Wenn du die Chance hättest, dein Schicksal zu ändern – würdest du es tun?

Im schottischen Hochland lebt die junge Merida als ältestes Kind des Königs Fergus und seiner Frau Elinor. Das Mädchen mit dem feuerroten Lockenkopf liebt ihre Freiheit über alles und galoppiert an ihren freien Tagen mit ihrem Pferd durch die Wälder und trainiert Bogenschießen. Ansonsten aber wird sie von ihrer Mutter darauf getrimmt, eine Lady und eine gute Prinzessin zu werden, sehr zu Meridas Leidwesen. Als sie erfährt, dass sie den Erstgeborenen der drei Clans Macintosh, McGuffin und Dingwall heiraten soll, der in einer von ihr ausgewählten Disziplin hervorgeht, ist sie dementsprechend entsetzt. Merida wehrt sich gegen diesen Zwang und läuft verzweifelt in den Wald, in dem sie von Irrlichtern zu einer schrulligen alten Hexe Frau geführt wird. Von dieser kauft Merida einen Zauber, der ihr Schicksal verändern soll. Doch man sollte vorsichtig sein, was man sich wünscht…
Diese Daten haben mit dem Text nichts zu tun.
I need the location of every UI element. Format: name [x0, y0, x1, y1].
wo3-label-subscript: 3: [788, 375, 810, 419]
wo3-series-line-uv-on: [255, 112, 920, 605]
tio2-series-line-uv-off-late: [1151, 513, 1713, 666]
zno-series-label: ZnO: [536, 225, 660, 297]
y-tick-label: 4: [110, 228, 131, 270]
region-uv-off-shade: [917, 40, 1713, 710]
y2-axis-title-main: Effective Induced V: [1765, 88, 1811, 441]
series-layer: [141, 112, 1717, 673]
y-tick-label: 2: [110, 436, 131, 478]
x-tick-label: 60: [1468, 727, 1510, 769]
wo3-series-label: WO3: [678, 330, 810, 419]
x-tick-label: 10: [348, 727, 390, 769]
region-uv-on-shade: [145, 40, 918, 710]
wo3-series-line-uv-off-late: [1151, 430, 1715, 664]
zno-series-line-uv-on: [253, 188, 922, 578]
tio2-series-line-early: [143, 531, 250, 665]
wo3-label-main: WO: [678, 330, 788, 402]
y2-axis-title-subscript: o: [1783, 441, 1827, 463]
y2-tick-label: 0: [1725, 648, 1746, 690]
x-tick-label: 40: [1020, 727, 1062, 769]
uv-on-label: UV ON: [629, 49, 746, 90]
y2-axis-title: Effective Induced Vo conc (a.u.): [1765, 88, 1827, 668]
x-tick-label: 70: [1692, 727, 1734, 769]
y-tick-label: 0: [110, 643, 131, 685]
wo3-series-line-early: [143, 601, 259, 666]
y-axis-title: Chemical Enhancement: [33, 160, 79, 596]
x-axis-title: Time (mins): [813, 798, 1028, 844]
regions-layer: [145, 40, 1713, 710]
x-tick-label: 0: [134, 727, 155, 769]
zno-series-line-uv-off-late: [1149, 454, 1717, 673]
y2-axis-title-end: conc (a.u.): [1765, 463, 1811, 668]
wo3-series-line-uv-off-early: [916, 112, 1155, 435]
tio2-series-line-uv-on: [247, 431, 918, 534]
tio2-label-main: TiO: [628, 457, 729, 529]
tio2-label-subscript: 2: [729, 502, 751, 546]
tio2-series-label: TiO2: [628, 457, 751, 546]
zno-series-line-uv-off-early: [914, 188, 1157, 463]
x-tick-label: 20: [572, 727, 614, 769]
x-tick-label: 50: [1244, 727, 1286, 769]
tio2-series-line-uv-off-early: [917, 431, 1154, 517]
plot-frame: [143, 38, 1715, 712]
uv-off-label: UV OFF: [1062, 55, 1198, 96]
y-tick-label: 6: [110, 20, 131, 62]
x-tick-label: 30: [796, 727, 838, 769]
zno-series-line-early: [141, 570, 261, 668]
Knüpfe neu das Band, Stolz nur Kummer bringt. (Hilfestellung der Hexe)

Dieser Disney/Pixar-Film kommt überraschend erwachsen daher, worauf sich vielleicht auf die vielen negativen Kritiken beziehen, denen im Film das frische Freche aus „Ratatouille“ oder „Findet Nemo“ fehlt. Um ehrlich zu sein kann ich mich diesen Kommentaren nicht anschließen. Ich fand es jetzt nämlich nicht schlimm, dass der Film eher ernster daherkam, außerdem gab es einige tolle Einfälle wie der Kesselanrufbeantworter der Hexe. Aber jedem das Seine.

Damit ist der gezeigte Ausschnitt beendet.